A presença é uma marca de Deus. Ele não apenas cria como quem faz uma máquina. Ele cria, cuida e se relaciona com o fruto do que fez, que é fruto de si mesmo. É como a mãe que dá à luz um filho, acomoda-o no seio e passa a acompanhá-lo pelo resto da vida.
Os cristãos e as igrejas às vezes parece que vivem fora do espaço e do tempo, dedicando-se a algo “mais sublime” do que a terra e o ser humano. Querem “salvar almas”, como se as pessoas fossem seres abstratos a vagar fora do jardim onde Deus as colocou para viver. Aliás, Deus não só nos colocou nesse jardim mas, ao criar-nos do pó da terra, mostra que somos parte dele: somos feitos da mesma essência que todo o jardim criado. Não há como escapar do pó! É melhor assumir do que somos feitos (3:19) e ouvir a voz de Deus, que nos cria, dá o mandato do cuidado e nos presenteia com o outro, como expresso na criação de uma companheira para o homem. Não há, pois, outro lugar onde possamos viver em plenitude a não ser neste jardim, onde se ouvem os passos de Deus.
Nós temos um jeito especial de ouvir os passos de Deus. É a possibilidade da humanidade que recebeu de Deus o fôlego da vida. Pois, como diz o relato, Deus soprou em nós o fôlego da vida. É esse fôlego que desenha a nossa humanidade; e é como humanos que podemos entender Deus dizendo que há no jardim espaço suficiente para vivermos a vida de forma digna daquele que nos criou. Há no jardim o suficiente para todos e nele somos vocacionados a viver coletivamente. Encontrar o nosso espaço vital no jardim de Deus em nossos dias, cultivar a suficiência doada por Ele e fazê-lo em comunidade é abraçar uma vocação de vida que faz sorrir o próprio Deus.

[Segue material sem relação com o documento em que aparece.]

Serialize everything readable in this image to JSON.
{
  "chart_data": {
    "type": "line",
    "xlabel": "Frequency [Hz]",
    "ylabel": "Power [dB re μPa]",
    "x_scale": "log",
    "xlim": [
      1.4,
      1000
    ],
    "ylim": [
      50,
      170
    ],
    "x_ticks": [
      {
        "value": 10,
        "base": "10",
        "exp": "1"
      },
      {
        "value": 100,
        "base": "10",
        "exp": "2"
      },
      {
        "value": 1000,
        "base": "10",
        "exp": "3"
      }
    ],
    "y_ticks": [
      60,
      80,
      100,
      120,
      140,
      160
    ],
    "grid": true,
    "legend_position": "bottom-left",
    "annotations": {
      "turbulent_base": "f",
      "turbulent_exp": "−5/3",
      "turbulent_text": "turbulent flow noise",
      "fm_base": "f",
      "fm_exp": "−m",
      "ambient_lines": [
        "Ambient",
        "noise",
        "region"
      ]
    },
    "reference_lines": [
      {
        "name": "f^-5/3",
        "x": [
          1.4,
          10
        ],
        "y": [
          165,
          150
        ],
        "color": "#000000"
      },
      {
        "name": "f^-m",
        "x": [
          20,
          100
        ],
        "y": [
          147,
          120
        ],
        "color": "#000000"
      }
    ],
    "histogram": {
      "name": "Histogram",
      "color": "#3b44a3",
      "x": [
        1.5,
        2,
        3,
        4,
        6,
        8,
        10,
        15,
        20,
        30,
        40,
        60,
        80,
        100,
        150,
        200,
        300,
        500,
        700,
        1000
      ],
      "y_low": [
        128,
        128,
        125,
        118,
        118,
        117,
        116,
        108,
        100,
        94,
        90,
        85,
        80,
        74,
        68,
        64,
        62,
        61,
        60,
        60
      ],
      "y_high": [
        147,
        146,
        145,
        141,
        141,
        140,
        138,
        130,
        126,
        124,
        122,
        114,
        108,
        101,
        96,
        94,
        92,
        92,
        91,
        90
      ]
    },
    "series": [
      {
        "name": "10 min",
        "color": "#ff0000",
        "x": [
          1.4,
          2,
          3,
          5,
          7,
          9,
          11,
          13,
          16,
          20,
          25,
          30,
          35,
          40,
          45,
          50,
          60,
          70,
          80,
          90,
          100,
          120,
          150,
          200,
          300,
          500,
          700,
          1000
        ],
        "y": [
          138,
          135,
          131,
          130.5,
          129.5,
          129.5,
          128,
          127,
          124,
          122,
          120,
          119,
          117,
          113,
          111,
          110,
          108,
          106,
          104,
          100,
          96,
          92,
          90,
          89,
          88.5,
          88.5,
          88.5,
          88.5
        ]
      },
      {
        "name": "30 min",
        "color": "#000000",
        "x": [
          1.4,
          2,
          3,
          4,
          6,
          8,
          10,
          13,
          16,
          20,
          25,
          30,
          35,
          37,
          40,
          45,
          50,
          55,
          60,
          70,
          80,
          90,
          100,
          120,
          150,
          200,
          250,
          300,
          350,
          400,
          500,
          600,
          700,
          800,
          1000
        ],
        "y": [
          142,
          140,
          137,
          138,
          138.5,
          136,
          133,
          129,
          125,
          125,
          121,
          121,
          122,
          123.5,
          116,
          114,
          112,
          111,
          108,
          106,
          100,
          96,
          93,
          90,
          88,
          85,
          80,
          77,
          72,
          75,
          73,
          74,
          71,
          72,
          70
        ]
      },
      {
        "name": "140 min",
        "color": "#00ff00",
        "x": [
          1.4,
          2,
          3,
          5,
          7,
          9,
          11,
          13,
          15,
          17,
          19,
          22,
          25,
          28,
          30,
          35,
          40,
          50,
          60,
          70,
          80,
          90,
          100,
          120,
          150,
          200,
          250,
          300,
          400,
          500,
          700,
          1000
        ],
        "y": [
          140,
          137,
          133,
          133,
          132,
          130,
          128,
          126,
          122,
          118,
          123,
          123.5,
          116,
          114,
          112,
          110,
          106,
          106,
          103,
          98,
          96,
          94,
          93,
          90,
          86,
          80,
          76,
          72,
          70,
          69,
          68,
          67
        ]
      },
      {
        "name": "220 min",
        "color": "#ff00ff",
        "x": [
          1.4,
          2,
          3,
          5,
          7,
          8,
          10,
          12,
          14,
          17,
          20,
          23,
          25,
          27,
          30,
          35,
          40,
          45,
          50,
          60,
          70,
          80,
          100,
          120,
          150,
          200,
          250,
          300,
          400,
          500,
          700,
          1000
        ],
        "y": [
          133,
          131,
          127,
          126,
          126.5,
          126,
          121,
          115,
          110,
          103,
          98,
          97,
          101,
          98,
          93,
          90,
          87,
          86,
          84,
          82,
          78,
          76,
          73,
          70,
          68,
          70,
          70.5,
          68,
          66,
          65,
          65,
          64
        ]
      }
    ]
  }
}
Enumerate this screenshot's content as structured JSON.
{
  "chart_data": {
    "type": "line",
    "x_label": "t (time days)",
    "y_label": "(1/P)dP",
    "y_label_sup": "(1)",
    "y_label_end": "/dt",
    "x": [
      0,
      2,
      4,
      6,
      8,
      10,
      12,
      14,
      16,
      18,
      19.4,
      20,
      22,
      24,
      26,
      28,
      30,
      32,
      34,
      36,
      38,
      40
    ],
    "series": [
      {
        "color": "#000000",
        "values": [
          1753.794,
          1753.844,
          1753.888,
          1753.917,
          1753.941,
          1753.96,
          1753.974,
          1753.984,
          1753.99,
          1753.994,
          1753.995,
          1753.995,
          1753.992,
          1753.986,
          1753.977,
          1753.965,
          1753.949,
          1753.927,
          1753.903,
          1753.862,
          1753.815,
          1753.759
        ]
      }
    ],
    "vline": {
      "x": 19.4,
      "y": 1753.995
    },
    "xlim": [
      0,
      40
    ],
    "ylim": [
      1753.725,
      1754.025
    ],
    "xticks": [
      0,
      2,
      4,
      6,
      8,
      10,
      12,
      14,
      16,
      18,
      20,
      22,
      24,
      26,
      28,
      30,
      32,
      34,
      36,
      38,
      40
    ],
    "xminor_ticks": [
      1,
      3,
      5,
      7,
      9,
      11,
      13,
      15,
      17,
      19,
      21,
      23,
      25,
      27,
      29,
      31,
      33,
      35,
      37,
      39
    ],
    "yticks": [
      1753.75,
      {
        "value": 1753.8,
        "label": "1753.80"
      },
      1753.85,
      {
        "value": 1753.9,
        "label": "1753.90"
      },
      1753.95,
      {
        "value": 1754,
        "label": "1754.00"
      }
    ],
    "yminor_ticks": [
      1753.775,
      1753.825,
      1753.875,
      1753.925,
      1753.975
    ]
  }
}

... encontraram o seu jardim!
Num pequeno grupo de pessoas vindas de várias partes do mundo nós líamos Gênesis 2, celebrando a vida no espaço que Deus nos deu. Falávamos do cuidado com nós mesmos, com o outro e a comunidade. Então Tim e Teresa (nome fictício), ambos nascidos na África do Sul, nos remeteram ao lugar onde estavam vivendo o seu ministério: Bangladesh. Lá, disseram, o espaço para cultivar uma vida assim era bem escasso; e Silêda e eu sabíamos do que estavam falando, pois havíamos testemunhado a avassaladora pobreza naquele país superpopuloso. Mas então eles nos surpreenderam ao dizer: “Bangladesh é o nosso jardim. É o lugar onde Deus nos colocou.” Essa declaração de vocação e de amor pelo lugar onde eles estavam e pelas pessoas com as quais conviviam me emocionou. É isso que Gênesis 2 está nos dizendo: o “jardim” é o lugar da nossa vocação!
A esta altura, fico dizendo a mim mesmo que esse jardim já não está presente entre nós; não desta forma. Aliás, isso diriam até os peixes que respiram com dificuldade nos belos e poluídos lagos da nossa urbanizada Curitiba. Mas como nós tratamos e desfiguramos “os jardins” onde Deus nos colocou hoje, isso fica para o próximo artigo. Aqui, fica o convite a celebrarmos com gratidão aquele jardim no qual Deus nos criou e colocou com um propósito maior. Que o façamos com a alegria da vida, honrando a dignidade do outro e no anseio de ouvir os passos de Deus “na brisa de cada dia”.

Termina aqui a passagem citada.